In 2000, Messinger performed as an actor and singer on Datya Ben Dor's children's cassette Mahsan Hashtuzim Shel Datya, along with Rami Baruch and Michal Tzafir. Toward the end of 2014, she performed as Iris (the mother of Daniel, played by Ian Pinkovic) in the series North Star on YES Disney Channel.

===Voice acting career===

Messinger provided voice acting for animated films dubbed into Hebrew. Starting in 1993, she performed the role of Princess Jasmine in Disney's Aladdin film series (Aladdin, The Return of Jafar, Aladdin and the King of Thieves). In 1997, she performed the same role in Disney's television series Aladdin, and the role of Kayley from the movie Quest for Camelot.
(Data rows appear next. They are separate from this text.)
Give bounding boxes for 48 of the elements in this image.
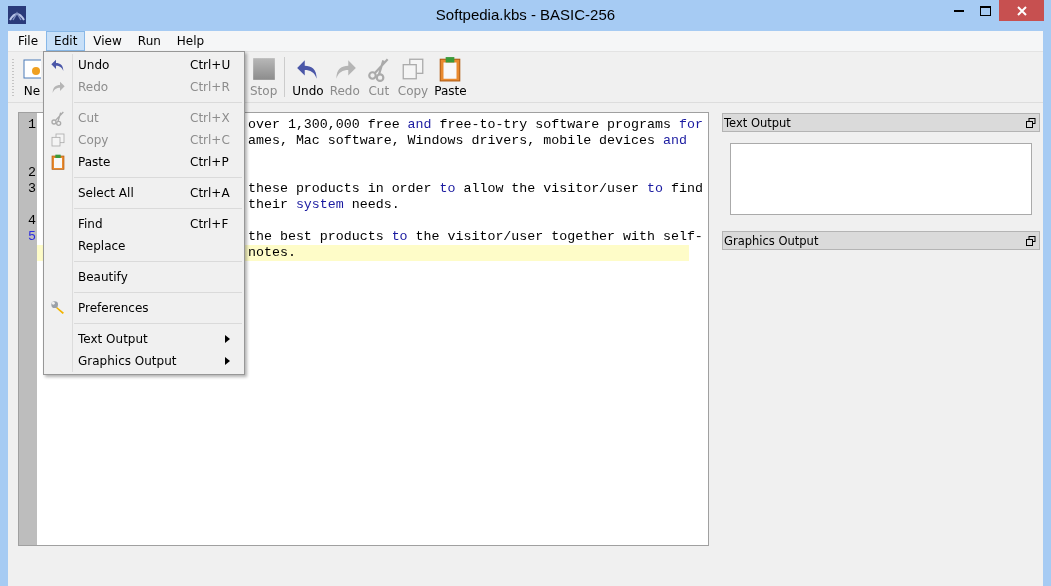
stop-icon xyxy=(250,56,277,82)
menu-item[interactable]: Edit xyxy=(46,31,86,51)
code-line: notes. xyxy=(248,245,296,261)
clipboard-icon xyxy=(50,154,66,170)
maximize-icon xyxy=(980,5,991,16)
menu-entry[interactable]: Paste Ctrl+P xyxy=(44,151,244,173)
menu-entry[interactable]: Undo Ctrl+U xyxy=(44,54,244,76)
line-number: 2 xyxy=(28,165,37,180)
dock-title: Text Output xyxy=(724,115,791,130)
close-button[interactable] xyxy=(999,0,1044,21)
new-file-icon xyxy=(23,56,41,82)
menu-item[interactable]: File xyxy=(10,31,47,51)
line-number: 1 xyxy=(28,117,37,132)
code-line: ames, Mac software, Windows drivers, mobile devices and xyxy=(248,133,687,149)
float-icon[interactable] xyxy=(1026,235,1036,246)
copy-icon xyxy=(400,56,426,82)
window-title: Softpedia.kbs - BASIC-256 xyxy=(435,6,616,23)
menu-entry[interactable]: Replace xyxy=(44,235,244,257)
code-line: over 1,300,000 free and free-to-try software programs for xyxy=(248,117,703,133)
line-number: 4 xyxy=(28,213,37,228)
line-number: 5 xyxy=(28,229,37,244)
menu-item[interactable]: View xyxy=(85,31,130,51)
dock-title: Graphics Output xyxy=(724,233,819,248)
menu-item[interactable]: Help xyxy=(168,31,213,51)
line-number: 3 xyxy=(28,181,37,196)
float-icon[interactable] xyxy=(1026,117,1036,128)
toolbar-button[interactable]: Paste xyxy=(431,54,470,100)
menu-entry[interactable]: Text Output xyxy=(44,328,244,350)
toolbar-button[interactable]: Ne xyxy=(23,54,41,100)
app-icon xyxy=(8,6,26,24)
menu-entry[interactable]: Select All Ctrl+A xyxy=(44,182,244,204)
menu-item[interactable]: Run xyxy=(129,31,169,51)
menu-entry[interactable]: Find Ctrl+F xyxy=(44,213,244,235)
wrench-icon xyxy=(50,300,66,316)
close-icon xyxy=(1016,5,1027,16)
code-line: their system needs. xyxy=(248,197,400,213)
minimize-icon xyxy=(953,9,964,12)
toolbar-button[interactable]: Undo xyxy=(289,54,327,100)
submenu-arrow-icon xyxy=(225,335,230,343)
scissors-icon xyxy=(50,110,66,126)
submenu-arrow-icon xyxy=(225,357,230,365)
menu-entry[interactable]: Graphics Output xyxy=(44,350,244,372)
menu-entry[interactable]: Beautify xyxy=(44,266,244,288)
copy-icon xyxy=(50,132,66,148)
code-line: these products in order to allow the visitor/user to find xyxy=(248,181,703,197)
code-line: the best products to the visitor/user together with self- xyxy=(248,229,703,245)
menu-entry[interactable]: Preferences xyxy=(44,297,244,319)
toolbar-grip xyxy=(12,57,15,97)
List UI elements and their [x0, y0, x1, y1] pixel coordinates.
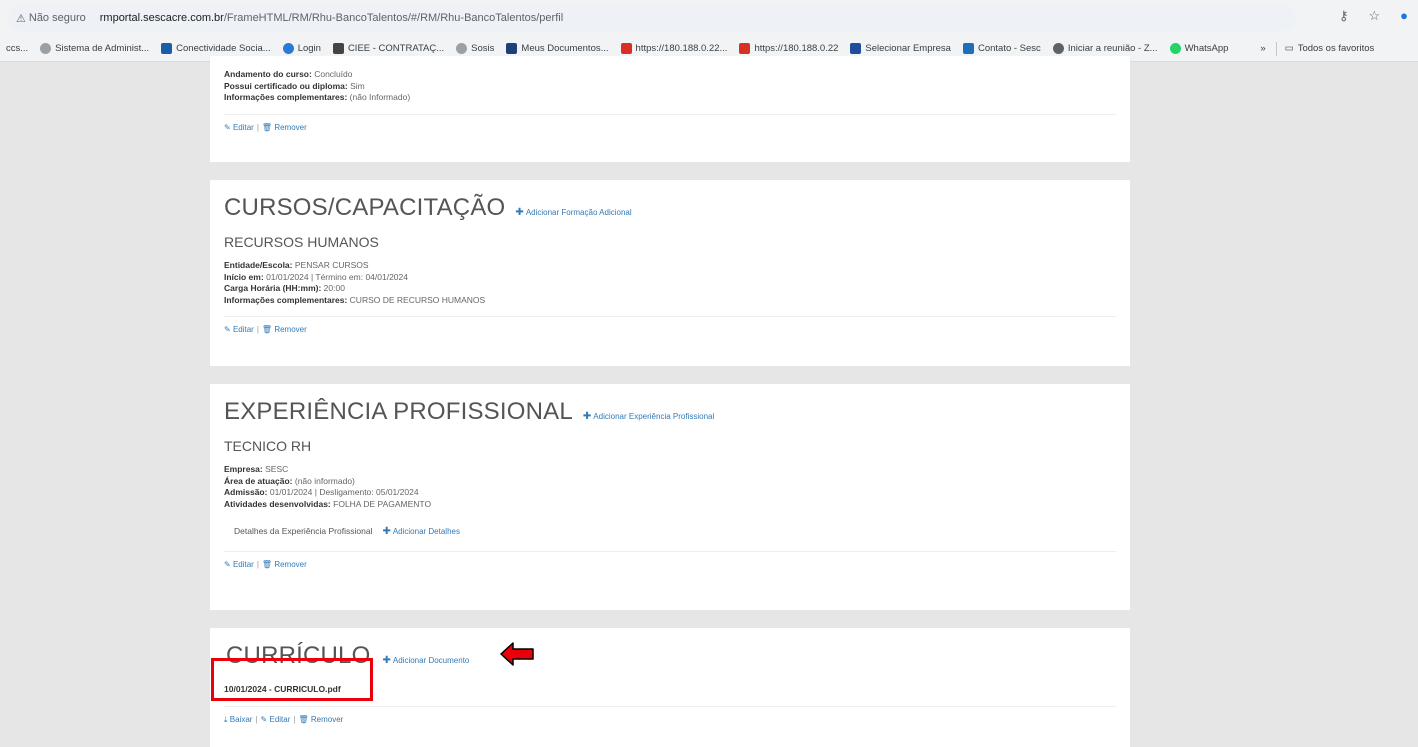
trash-icon: 🗑 — [298, 714, 309, 724]
divider — [224, 113, 1116, 115]
experience-card: EXPERIÊNCIA PROFISSIONAL ✚ Adicionar Expe… — [210, 384, 1130, 610]
globe-icon — [1052, 43, 1064, 54]
download-icon: ⤓ — [224, 714, 228, 724]
bookmark-item[interactable]: Contato - Sesc — [962, 43, 1041, 54]
edit-link[interactable]: ✎ Editar — [261, 715, 291, 724]
site-icon — [332, 43, 344, 54]
site-icon — [962, 43, 974, 54]
pencil-icon: ✎ — [260, 714, 268, 724]
field-row: Início em: 01/01/2024 | Término em: 04/0… — [224, 271, 408, 282]
plus-icon: ✚ — [515, 207, 524, 218]
plus-icon: ✚ — [582, 411, 592, 422]
more-bookmarks-icon[interactable]: » — [1260, 43, 1265, 54]
whatsapp-icon — [1169, 43, 1181, 54]
site-icon — [620, 43, 632, 54]
divider — [224, 551, 1116, 552]
field-row: Entidade/Escola: PENSAR CURSOS — [224, 260, 369, 270]
bookmark-item[interactable]: Sosis — [456, 43, 494, 54]
edit-link[interactable]: ✎ Editar — [224, 325, 254, 334]
card-actions: ✎ Editar | 🗑 Remover — [224, 325, 307, 334]
plus-icon: ✚ — [382, 655, 391, 666]
star-icon[interactable]: ☆ — [1368, 8, 1380, 24]
field-row: Possui certificado ou diploma: Sim — [224, 80, 365, 91]
field-row: Carga Horária (HH:mm): 20:00 — [224, 283, 345, 293]
remove-link[interactable]: 🗑 Remover — [262, 123, 307, 132]
bookmark-item[interactable]: Selecionar Empresa — [850, 43, 951, 54]
key-icon[interactable]: ⚷ — [1339, 8, 1349, 24]
pencil-icon: ✎ — [224, 325, 231, 334]
field-row: Área de atuação: (não informado) — [224, 475, 355, 486]
url-field[interactable]: ⚠ Não seguro rmportal.sescacre.com.br/Fr… — [8, 5, 1296, 31]
browser-address-bar: ⚠ Não seguro rmportal.sescacre.com.br/Fr… — [0, 0, 1418, 36]
field-row — [224, 62, 1116, 69]
bookmark-item[interactable]: Conectividade Socia... — [161, 43, 271, 54]
bookmark-item[interactable]: Sistema de Administ... — [40, 43, 149, 54]
edit-link[interactable]: ✎ Editar — [224, 560, 254, 569]
site-icon — [282, 43, 294, 54]
item-title: RECURSOS HUMANOS — [224, 234, 379, 250]
bookmark-item[interactable]: Iniciar a reunião - Z... — [1052, 43, 1158, 54]
arrow-left-icon — [500, 642, 534, 666]
section-title: CURSOS/CAPACITAÇÃO — [224, 194, 506, 221]
field-row: Informações complementares: CURSO DE REC… — [224, 294, 486, 305]
all-favorites-folder[interactable]: ▭ Todos os favoritos — [1285, 43, 1375, 54]
remove-link[interactable]: 🗑 Remover — [262, 560, 307, 569]
highlight-box — [211, 658, 373, 701]
download-link[interactable]: ⤓ Baixar — [224, 715, 252, 724]
globe-icon — [40, 43, 52, 54]
field-row: Empresa: SESC — [224, 464, 289, 474]
field-row: Atividades desenvolvidas: FOLHA DE PAGAM… — [224, 498, 432, 509]
field-row: Admissão: 01/01/2024 | Desligamento: 05/… — [224, 487, 419, 497]
add-details-link[interactable]: ✚ Adicionar Detalhes — [382, 526, 460, 537]
bookmark-item[interactable]: https://180.188.0.22... — [620, 43, 727, 54]
bookmark-prefix[interactable]: ccs... — [6, 43, 28, 54]
site-icon — [161, 43, 173, 54]
url-text: rmportal.sescacre.com.br/FrameHTML/RM/Rh… — [99, 12, 564, 24]
bookmark-item[interactable]: Login — [282, 43, 321, 54]
globe-icon — [456, 43, 468, 54]
add-experience-link[interactable]: ✚ Adicionar Experiência Profissional — [583, 411, 714, 422]
site-icon — [739, 43, 751, 54]
edit-link[interactable]: ✎ Editar — [224, 123, 254, 132]
bookmark-item[interactable]: WhatsApp — [1169, 43, 1228, 54]
plus-icon: ✚ — [382, 526, 391, 537]
divider — [224, 316, 1116, 317]
pencil-icon: ✎ — [224, 122, 231, 132]
experience-details-row: Detalhes da Experiência Profissional ✚ Ad… — [224, 526, 1116, 537]
card-actions: ⤓ Baixar | ✎ Editar | 🗑 Remover — [224, 714, 344, 724]
page-content: Andamento do curso: Concluído Possui cer… — [0, 56, 1418, 747]
trash-icon: 🗑 — [261, 560, 273, 569]
add-course-link[interactable]: ✚ Adicionar Formação Adicional — [515, 207, 631, 218]
divider — [224, 705, 1116, 707]
site-icon — [506, 43, 518, 54]
details-label: Detalhes da Experiência Profissional — [234, 526, 373, 536]
remove-link[interactable]: 🗑 Remover — [298, 715, 343, 724]
pencil-icon: ✎ — [224, 560, 231, 569]
warning-icon: ⚠ — [16, 12, 26, 25]
courses-card: CURSOS/CAPACITAÇÃO ✚ Adicionar Formação A… — [210, 180, 1130, 366]
card-actions: ✎ Editar | 🗑 Remover — [224, 560, 307, 569]
folder-icon: ▭ — [1284, 43, 1294, 54]
bookmark-item[interactable]: Meus Documentos... — [506, 43, 609, 54]
field-row: Informações complementares: (não Informa… — [224, 92, 411, 102]
card-actions: ✎ Editar | 🗑 Remover — [224, 122, 307, 132]
not-secure-indicator[interactable]: ⚠ Não seguro — [16, 12, 86, 25]
item-title: TECNICO RH — [224, 438, 312, 454]
remove-link[interactable]: 🗑 Remover — [262, 325, 307, 334]
education-card: Andamento do curso: Concluído Possui cer… — [210, 56, 1130, 162]
bookmark-item[interactable]: https://180.188.0.22 — [739, 43, 838, 54]
profile-icon[interactable]: ● — [1400, 8, 1408, 24]
bookmark-item[interactable]: CIEE - CONTRATAÇ... — [332, 43, 444, 54]
section-title: EXPERIÊNCIA PROFISSIONAL — [224, 398, 573, 425]
bookmarks-divider — [1275, 41, 1277, 56]
trash-icon: 🗑 — [261, 325, 273, 334]
add-document-link[interactable]: ✚ Adicionar Documento — [382, 655, 469, 666]
site-icon — [850, 43, 862, 54]
trash-icon: 🗑 — [261, 122, 273, 132]
field-row: Andamento do curso: Concluído — [224, 69, 353, 79]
In 1996, she performed the role of Andy's mother from the Toy Story films, and played Calimero's mother in the television series Calimero, Ariel in The Little Mermaid (replacing Shlomit Aharon), Rosie from A Bug's Life and the speaking voice of Pocahontas in Pocahontas II: Journey to a New World.
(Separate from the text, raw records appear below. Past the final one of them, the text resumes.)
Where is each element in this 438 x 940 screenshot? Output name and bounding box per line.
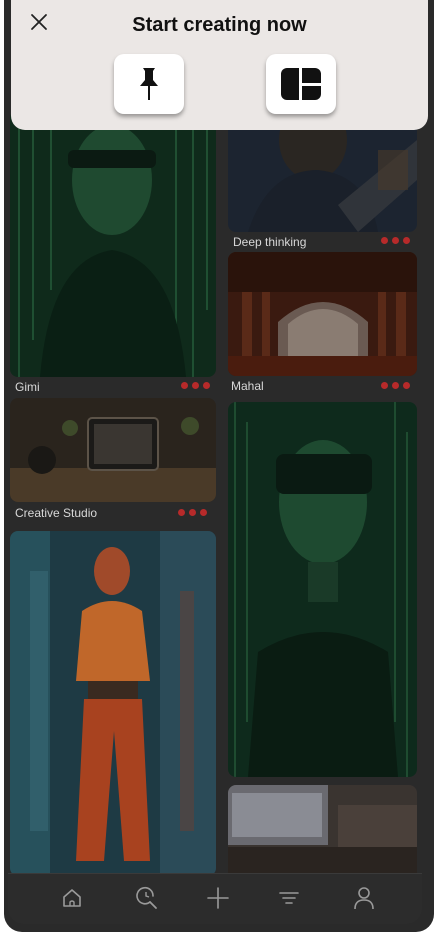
profile-icon [354,887,374,910]
vr-headset-portrait-image [228,402,417,777]
tab-home[interactable] [58,884,86,912]
plus-icon [207,887,229,909]
pin-caption: Deep thinking [233,235,307,249]
pin-caption: Creative Studio [15,506,98,520]
more-options-icon[interactable] [381,237,410,244]
filter-icon [279,892,299,904]
pin-image-gimi[interactable] [10,110,216,377]
create-pin-button[interactable] [114,54,184,114]
home-icon [63,889,81,907]
bottom-tab-bar [8,873,422,924]
pin-image-office[interactable] [228,785,417,885]
pin-icon [140,68,158,100]
tab-search[interactable] [133,884,161,912]
tab-create[interactable] [204,884,232,912]
matrix-portrait-image [10,110,216,377]
tab-profile[interactable] [350,884,378,912]
pin-feed: Gimi Creative Studio Deep thinking Mahal [4,0,434,932]
palace-arches-image [228,252,417,376]
create-board-button[interactable] [266,54,336,114]
sheet-title: Start creating now [132,14,307,36]
search-icon [136,886,157,909]
more-options-icon[interactable] [178,509,207,516]
pin-image-mahal[interactable] [228,252,417,376]
more-options-icon[interactable] [381,382,410,389]
pin-image-creative-studio[interactable] [10,398,216,502]
create-sheet: Start creating now [11,0,428,130]
pin-image-glitch-fashion[interactable] [10,531,216,876]
pin-caption: Mahal [231,379,264,393]
pin-image-vr-portrait[interactable] [228,402,417,777]
pin-caption: Gimi [15,380,40,394]
studio-desk-image [10,398,216,502]
glitch-fashion-image [10,531,216,876]
app-screen: Gimi Creative Studio Deep thinking Mahal… [4,0,434,932]
tab-filter[interactable] [275,884,303,912]
board-layout-icon [281,68,321,100]
more-options-icon[interactable] [181,382,210,389]
office-screen-image [228,785,417,885]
In 2000, Messinger voiced Ariel in The Little Mermaid II: Return to the Sea and Moominmamma in the television show Moomin. In 2001, she voiced Celia in Monsters, Inc. and voiced Dory in Finding Nemo in 2003. In 2004, she voiced the Fairy Godmother in Shrek 2, and Grace the Cow in Home on the Range.

In 2007 she played Ella from Happily N'Ever After. In 2010 she reprised Andy's mother in Toy Story 3, and voiced Kitty Galore in the movie Cats & Dogs: The Revenge of Kitty Galore. In 2012, she voiced Sid's grandmother in Ice Age: Continental Drift. In 2013, she played the role of Ugga from The Croods.

==Death==
After a prolonged illness, Messinger died from cancer on 18 August 2015 at Ichilov Hospital in Tel Aviv, aged 46. She lived at the moshav Bnei Atarot, was married to Aric Avigdor, and had three children. The Hebrew dubbings of Hotel Transylvania 2 and Finding Dory were dedicated to her memory.

== Prizes ==
- Keren Sharet Prize (1991)
- Miryam Bernshtein-Cohen Prize
- Theatrono Prize 1994 for the play Even a Love Story Needs an Ending.
- Theater Prize for best actor of the year (1999) for her role in Kol Katan.
- Israeli Theater Prize (2012) for best main actor for her role of Florence Poster Jenkins in Sovinir, at Beersheba Theater.
- Rosenblum Prize for Performing Arts and Tamara Rubins Prize for the play Meshartam Shel Shnei Adonim.